I was listening to some lovely songs on Orenda Fink's MySpace when, I shit you not, this advertisement popped up:
It'd be easy to join the bandwagon of Twilight hatred, but I'm not going to. I'll level with you guys. I think Twilight is pretty awesome. I'm no fan of the retrograde gender/sex politics of the series - although, having read none of the books and seen only the first movie, I don't really know that I'm qualified to comment; I'm just following the lead of other writers I admire and respect - but I can't help a deep intrinsic affinity for Twilight and its fans, the titular Twihards. I've always adored vampires, to the point where I enjoy pretty much any pop culture product that involves them, even if, as with True Blood, I often wish it were better than it actually is.
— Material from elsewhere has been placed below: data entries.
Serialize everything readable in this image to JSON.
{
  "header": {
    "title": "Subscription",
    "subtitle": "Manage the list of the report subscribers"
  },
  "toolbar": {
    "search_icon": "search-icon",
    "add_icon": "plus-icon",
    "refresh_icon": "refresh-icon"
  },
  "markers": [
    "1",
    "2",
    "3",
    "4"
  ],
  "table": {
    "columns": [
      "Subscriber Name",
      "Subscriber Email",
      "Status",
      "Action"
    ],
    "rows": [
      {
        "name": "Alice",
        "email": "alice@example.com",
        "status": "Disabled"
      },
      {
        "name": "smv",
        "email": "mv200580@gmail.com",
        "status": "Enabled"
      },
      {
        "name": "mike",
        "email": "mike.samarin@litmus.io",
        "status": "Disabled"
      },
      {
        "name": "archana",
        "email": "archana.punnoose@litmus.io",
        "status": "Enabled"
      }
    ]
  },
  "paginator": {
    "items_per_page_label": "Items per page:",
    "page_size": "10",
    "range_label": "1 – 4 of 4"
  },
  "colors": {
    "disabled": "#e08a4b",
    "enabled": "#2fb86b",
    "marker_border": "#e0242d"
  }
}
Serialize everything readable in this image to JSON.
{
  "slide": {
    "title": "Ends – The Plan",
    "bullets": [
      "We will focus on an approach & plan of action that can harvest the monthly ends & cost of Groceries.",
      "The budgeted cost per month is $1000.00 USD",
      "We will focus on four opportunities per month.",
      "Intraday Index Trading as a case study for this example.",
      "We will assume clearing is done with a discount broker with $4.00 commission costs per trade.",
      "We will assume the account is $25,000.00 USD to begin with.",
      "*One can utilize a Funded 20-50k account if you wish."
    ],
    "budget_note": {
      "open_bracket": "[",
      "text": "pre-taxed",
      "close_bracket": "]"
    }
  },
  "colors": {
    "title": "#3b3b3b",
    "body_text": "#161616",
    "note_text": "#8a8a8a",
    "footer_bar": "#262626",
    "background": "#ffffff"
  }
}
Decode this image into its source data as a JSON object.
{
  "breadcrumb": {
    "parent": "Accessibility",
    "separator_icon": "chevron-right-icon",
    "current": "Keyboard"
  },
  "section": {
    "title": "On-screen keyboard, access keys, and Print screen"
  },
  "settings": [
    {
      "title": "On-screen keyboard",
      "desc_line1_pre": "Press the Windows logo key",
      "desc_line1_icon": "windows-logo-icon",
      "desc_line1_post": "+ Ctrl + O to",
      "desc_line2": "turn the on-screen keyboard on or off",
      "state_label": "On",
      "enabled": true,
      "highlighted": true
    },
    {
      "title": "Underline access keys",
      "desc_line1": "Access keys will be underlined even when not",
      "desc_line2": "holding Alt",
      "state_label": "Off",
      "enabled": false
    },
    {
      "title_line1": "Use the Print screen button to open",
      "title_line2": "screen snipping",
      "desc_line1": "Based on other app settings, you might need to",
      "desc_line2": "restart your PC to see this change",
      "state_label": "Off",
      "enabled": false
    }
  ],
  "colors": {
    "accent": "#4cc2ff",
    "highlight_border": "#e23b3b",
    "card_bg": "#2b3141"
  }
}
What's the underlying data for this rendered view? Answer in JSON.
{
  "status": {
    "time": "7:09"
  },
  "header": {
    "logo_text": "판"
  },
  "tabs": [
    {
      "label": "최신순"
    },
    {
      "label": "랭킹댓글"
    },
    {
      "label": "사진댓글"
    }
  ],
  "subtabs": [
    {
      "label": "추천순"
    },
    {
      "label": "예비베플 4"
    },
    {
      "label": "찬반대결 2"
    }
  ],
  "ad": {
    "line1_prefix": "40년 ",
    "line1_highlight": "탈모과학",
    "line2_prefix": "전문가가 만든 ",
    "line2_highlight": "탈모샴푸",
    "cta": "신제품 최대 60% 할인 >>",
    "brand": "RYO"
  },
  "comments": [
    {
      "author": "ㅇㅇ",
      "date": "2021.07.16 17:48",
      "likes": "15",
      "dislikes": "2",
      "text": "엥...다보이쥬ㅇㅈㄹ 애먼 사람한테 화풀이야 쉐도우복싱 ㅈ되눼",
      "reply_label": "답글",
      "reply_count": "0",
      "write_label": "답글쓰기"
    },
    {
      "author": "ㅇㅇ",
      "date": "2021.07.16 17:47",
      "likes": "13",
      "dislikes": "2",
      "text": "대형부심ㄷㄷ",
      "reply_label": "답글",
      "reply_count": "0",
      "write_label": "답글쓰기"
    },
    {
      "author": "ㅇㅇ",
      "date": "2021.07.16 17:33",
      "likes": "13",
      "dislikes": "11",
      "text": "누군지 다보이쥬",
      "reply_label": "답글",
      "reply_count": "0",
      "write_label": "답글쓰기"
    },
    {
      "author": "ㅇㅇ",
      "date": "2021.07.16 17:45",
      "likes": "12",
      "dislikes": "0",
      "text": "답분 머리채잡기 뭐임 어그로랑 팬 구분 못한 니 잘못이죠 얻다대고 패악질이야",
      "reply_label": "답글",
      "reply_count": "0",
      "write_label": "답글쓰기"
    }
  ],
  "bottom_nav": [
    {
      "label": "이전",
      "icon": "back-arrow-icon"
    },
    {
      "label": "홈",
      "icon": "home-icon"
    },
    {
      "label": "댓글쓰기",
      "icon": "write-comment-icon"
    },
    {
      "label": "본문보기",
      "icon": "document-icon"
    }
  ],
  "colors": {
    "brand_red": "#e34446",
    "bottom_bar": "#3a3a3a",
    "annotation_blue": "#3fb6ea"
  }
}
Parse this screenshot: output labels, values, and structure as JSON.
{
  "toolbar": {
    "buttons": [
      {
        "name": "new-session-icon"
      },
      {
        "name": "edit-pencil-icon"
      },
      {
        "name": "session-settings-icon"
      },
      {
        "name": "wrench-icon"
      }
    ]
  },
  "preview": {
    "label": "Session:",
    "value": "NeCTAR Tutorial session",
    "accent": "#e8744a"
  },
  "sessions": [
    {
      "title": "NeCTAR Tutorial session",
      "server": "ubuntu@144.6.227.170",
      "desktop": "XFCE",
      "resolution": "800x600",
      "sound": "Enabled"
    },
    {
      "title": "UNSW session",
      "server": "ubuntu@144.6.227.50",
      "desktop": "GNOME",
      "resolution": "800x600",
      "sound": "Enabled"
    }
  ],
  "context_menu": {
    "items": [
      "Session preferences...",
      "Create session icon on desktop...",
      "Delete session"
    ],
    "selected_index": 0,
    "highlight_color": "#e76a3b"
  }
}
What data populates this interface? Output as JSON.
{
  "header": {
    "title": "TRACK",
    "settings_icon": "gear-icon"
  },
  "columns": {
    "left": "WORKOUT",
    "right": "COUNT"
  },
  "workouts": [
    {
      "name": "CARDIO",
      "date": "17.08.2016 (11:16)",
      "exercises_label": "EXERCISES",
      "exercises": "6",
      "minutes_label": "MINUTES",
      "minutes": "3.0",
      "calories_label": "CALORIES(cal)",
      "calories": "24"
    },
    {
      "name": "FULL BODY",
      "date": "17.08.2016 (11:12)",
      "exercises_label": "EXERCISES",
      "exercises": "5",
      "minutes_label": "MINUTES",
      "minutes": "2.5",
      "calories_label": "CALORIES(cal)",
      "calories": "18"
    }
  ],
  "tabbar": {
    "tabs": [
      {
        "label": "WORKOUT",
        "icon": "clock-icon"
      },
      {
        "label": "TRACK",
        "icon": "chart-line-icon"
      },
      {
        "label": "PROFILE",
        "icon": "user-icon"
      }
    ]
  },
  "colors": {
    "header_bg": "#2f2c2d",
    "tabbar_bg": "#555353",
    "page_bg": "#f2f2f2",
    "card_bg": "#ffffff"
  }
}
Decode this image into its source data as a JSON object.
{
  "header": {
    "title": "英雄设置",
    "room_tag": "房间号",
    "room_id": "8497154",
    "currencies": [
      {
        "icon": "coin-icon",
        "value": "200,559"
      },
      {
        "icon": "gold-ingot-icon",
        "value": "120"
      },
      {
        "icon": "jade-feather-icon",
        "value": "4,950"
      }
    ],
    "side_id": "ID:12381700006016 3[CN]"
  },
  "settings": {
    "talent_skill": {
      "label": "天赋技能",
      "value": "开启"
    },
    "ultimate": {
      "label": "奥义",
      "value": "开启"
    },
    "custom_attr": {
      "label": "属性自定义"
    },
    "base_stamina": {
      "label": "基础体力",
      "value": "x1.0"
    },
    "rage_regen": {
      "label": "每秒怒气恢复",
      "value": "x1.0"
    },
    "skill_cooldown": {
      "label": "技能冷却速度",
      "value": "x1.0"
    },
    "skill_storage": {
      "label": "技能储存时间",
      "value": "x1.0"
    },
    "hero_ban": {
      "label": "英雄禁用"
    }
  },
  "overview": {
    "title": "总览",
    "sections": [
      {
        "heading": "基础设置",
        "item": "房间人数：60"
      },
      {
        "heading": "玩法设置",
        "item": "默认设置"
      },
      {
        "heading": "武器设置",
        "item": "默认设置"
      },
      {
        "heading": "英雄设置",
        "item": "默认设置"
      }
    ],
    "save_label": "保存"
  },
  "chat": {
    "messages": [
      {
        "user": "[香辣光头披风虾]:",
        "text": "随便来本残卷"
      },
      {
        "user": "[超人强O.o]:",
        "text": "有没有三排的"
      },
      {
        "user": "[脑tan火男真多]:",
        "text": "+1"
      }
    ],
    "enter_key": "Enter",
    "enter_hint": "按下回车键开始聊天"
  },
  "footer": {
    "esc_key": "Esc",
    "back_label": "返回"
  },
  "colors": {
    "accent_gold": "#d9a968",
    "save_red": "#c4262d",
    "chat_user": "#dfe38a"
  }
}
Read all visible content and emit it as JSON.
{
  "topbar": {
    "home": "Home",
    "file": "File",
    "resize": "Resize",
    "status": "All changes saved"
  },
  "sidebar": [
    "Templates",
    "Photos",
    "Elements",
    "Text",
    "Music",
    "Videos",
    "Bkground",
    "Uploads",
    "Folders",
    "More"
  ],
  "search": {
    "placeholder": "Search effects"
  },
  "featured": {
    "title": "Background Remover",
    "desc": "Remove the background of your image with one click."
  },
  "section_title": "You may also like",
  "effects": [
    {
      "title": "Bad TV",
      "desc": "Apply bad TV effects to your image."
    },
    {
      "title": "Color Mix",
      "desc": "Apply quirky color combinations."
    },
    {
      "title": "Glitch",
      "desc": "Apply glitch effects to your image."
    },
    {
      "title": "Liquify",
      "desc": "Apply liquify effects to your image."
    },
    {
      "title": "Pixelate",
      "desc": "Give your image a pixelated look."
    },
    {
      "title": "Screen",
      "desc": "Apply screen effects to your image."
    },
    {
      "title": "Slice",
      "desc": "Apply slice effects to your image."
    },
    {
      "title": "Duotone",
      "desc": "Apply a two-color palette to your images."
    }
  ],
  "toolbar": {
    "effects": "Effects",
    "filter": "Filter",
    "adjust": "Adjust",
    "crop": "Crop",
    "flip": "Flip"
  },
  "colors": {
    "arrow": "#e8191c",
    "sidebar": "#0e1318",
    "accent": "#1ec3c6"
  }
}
Frankly, Twilight as a delivery service of sexual tension and questions to preteen girls - even if it does go on to answer those questions with the bludgeon of abstinence - doesn't seem like an overwhelmingly negative thing to me. Especially if it leads them to the work of other vampire writers, like the ones I enjoyed as a preteen, Poppy Z. Brite foremost among them. Although Brite has since moved onto excellent culinary fiction (and seems to be taking a sabbatical from writing in the wake of Hurricane Katrina), her splatterpunk vamp novels Lost Souls and Drawing Blood were my bread and butter in the late 90s and early 00s.
I will revisit Brite's work at length in this space, but I'll close here by saying that Stephenie Meyer is damn lucky that so much deeply sexual vampire literature has laid the groundwork for her truly chaste vamp fable. We want Edward because we know he'd be killer in bed if we could just get him there.